Assume I have a matrix of size 64 by 64. Assume even rows are all zero and odd rows are all one. I want to rotate the matrix d degrees. For example if I rotate it 90 degrees, then I will have a matrix with even columns equal to zero and odd columns equal to one. Is there an algorithm to do that easily? Given the matrix and d I want to rotate the elements. Matlab's imrotate won't work since after rotation I get some zeros at the corners. I know one way is to use repmat, rotate it and then crop it in the center. But that does not seem straightforward. Any smart ideas? For example, is it possible to define a formula to give the values of each element given d (and the fact that the matrix was originally 1 0 1 0...?

• Rotation for a discretized image are simple only in a few cases: typically multiples of $45°$. Also, what is your center of rotation? Depending on the precisions given, options could be proposed Apr 19, 2017 at 6:07
• center is at (0,0). I need one degree precision. So it should round the indices to the closest index to avoid a fractional index.
– jose
Apr 19, 2017 at 6:22
• Is $(0,0)$ the top-left? Rounding is likely to produce "weird slanted lines". Off the top of my head, a $1°$ precision sounds illusory for a $64\times 64$. If you tell us the kind of processing you are looking at, this could help us further Apr 19, 2017 at 6:27

If you assume that your image origins from sampling a continuous-spatial-domain 2-dimensional function, you can perform the sampling of this function with the rotated coordinates. HAve a look at this example:

N = 32  # 32 for simplicity
N2 = N/2
x, y = np.meshgrid(np.arange(N), np.arange(N))

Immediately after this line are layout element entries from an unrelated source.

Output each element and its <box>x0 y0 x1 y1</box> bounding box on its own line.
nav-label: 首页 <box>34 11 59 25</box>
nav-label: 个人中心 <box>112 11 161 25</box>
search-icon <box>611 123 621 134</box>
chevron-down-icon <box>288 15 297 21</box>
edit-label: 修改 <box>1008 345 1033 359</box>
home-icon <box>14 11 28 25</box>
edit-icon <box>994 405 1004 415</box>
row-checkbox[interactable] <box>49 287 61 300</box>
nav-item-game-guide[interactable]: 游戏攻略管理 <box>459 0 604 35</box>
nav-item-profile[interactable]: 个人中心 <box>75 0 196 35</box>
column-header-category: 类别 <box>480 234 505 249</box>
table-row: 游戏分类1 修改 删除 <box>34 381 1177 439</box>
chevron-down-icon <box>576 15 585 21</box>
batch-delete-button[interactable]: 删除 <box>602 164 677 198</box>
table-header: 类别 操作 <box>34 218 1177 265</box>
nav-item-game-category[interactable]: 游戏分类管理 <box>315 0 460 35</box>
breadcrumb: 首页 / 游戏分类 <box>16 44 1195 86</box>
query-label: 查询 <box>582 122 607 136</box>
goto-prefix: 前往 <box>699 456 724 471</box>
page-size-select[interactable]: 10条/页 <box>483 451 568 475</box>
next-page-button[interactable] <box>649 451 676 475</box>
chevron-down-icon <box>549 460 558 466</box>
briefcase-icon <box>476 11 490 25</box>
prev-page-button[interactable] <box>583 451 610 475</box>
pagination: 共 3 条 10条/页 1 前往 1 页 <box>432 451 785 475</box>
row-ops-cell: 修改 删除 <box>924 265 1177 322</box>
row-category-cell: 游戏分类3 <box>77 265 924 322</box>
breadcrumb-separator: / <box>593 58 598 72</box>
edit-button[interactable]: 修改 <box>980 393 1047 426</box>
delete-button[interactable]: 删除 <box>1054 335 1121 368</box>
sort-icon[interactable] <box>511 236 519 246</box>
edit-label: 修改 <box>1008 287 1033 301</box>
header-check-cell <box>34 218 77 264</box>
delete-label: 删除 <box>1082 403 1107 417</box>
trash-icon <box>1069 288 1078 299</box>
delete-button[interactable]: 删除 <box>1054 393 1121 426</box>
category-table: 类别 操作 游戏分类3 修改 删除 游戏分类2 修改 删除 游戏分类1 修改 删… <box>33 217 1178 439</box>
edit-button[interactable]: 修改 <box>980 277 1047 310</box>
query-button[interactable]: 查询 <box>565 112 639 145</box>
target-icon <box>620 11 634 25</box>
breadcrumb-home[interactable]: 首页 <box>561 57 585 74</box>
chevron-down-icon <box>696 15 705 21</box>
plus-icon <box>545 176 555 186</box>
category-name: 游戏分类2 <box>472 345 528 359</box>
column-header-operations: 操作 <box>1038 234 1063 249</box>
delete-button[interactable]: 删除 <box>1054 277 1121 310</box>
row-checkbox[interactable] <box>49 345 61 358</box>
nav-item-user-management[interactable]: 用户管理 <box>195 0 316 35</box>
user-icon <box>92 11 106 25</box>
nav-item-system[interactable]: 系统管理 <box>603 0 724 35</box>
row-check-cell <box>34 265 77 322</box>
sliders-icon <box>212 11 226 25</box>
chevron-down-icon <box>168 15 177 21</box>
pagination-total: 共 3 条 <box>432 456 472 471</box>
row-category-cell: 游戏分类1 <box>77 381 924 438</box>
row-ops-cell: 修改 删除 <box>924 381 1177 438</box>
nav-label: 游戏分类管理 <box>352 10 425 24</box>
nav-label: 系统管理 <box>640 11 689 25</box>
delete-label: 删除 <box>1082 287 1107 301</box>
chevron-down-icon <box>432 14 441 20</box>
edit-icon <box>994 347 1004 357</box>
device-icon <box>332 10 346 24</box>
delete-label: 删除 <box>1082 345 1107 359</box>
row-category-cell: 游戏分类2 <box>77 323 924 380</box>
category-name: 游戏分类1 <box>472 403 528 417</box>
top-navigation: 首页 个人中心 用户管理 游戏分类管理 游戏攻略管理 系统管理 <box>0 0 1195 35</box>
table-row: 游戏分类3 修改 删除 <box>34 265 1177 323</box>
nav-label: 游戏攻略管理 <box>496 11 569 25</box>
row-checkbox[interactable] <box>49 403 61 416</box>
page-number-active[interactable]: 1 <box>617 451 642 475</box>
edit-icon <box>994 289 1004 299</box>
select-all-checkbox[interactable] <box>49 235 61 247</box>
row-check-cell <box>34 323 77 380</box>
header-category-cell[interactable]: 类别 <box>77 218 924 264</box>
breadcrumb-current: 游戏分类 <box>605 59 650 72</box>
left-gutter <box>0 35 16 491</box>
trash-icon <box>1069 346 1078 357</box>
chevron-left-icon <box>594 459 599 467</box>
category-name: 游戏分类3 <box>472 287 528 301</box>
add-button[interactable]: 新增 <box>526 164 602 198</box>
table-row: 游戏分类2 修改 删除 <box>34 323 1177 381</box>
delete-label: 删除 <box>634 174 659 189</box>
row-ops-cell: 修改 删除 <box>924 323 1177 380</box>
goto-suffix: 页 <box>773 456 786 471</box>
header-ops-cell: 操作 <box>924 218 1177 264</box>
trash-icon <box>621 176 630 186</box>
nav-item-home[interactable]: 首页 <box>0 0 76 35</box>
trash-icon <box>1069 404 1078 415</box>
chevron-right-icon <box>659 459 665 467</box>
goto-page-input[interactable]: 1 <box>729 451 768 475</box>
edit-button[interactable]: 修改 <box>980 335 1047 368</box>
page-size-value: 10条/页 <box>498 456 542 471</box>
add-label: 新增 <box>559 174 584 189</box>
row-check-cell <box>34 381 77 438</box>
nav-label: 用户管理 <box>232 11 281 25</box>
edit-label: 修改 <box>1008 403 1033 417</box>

# exemplary rotation around 5 degrees
angle = 5*np.pi/180
# perform rotation around the image center
nx = np.cos(angle)*(x-N2) - np.sin(angle)*(y-N2) + N2
ny = np.sin(angle)*(x-N2) + np.cos(angle)*(y-N2) + N2

# three functions that fulfill your constraint of even-odd 1-0
I_func1 = lambda x, y: 0.5*(1-np.cos(np.pi*y))
I_func2 = lambda x, y: (abs((y%2)-1)<=0.5).astype(float)
I_func3 = lambda x, y: (1-abs((y%2)-1)).astype(float)

# the original image
I = I_func1(x, y)

plt.figure()
t = np.linspace(0, N-1, 16*N)
t2 = np.arange(N)
plt.plot(t, I_func1(0, t))
plt.plot(t, I_func2(0, t))
plt.plot(t, I_func3(0,t))
plt.stem(t2, I_func(0, t2))
plt.xlim((0, 5))
plt.title('underlying continuous function')

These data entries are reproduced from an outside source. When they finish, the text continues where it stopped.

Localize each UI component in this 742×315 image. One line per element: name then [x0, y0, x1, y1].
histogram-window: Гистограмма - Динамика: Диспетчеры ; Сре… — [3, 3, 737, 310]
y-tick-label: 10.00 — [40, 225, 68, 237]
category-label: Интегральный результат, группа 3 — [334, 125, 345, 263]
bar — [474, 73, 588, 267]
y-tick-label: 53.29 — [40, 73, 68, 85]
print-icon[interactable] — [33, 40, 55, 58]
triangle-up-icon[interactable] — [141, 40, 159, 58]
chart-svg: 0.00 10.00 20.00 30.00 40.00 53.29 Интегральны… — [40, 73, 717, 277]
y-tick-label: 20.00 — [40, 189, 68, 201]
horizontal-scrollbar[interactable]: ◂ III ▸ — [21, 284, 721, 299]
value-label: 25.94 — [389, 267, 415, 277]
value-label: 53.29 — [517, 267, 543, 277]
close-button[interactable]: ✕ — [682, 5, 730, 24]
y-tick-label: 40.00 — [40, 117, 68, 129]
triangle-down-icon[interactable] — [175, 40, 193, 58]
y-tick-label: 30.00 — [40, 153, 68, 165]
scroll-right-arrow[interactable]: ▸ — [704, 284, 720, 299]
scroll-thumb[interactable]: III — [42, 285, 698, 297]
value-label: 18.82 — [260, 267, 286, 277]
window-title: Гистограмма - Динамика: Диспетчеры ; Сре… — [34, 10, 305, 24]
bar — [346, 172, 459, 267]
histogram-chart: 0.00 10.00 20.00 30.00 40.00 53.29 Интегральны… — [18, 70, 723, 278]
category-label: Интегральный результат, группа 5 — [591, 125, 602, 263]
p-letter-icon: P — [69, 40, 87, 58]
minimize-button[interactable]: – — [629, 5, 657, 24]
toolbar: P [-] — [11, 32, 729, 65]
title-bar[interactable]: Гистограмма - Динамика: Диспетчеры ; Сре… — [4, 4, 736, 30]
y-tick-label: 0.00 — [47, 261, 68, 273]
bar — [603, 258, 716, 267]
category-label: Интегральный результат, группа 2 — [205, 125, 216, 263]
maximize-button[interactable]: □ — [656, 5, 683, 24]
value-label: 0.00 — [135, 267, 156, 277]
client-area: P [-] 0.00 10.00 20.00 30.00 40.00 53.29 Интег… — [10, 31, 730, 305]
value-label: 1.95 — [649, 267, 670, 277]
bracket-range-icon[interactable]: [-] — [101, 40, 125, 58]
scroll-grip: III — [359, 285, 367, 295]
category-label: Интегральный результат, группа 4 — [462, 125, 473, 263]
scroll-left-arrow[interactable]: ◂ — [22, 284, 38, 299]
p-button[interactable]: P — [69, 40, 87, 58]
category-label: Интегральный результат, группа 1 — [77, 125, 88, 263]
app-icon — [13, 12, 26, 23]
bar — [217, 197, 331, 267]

plt.figure(figsize=(12,12))
plt.subplot(221)
plt.imshow(I, interpolation='none', cmap='gray')

plt.subplot(222)
plt.imshow(I_func1(nx, ny), interpolation='none', cmap='gray')
plt.title("Cos")

plt.subplot(223)
plt.imshow(I_func2(nx, ny), interpolation='none', cmap='gray')
plt.title("rect")

plt.subplot(224)
plt.imshow(I_func3(nx, ny), interpolation='none', cmap='gray')
plt.title("triang") As you see, different functions yield different rotation results. Maybe this can help you to find an explicity formula?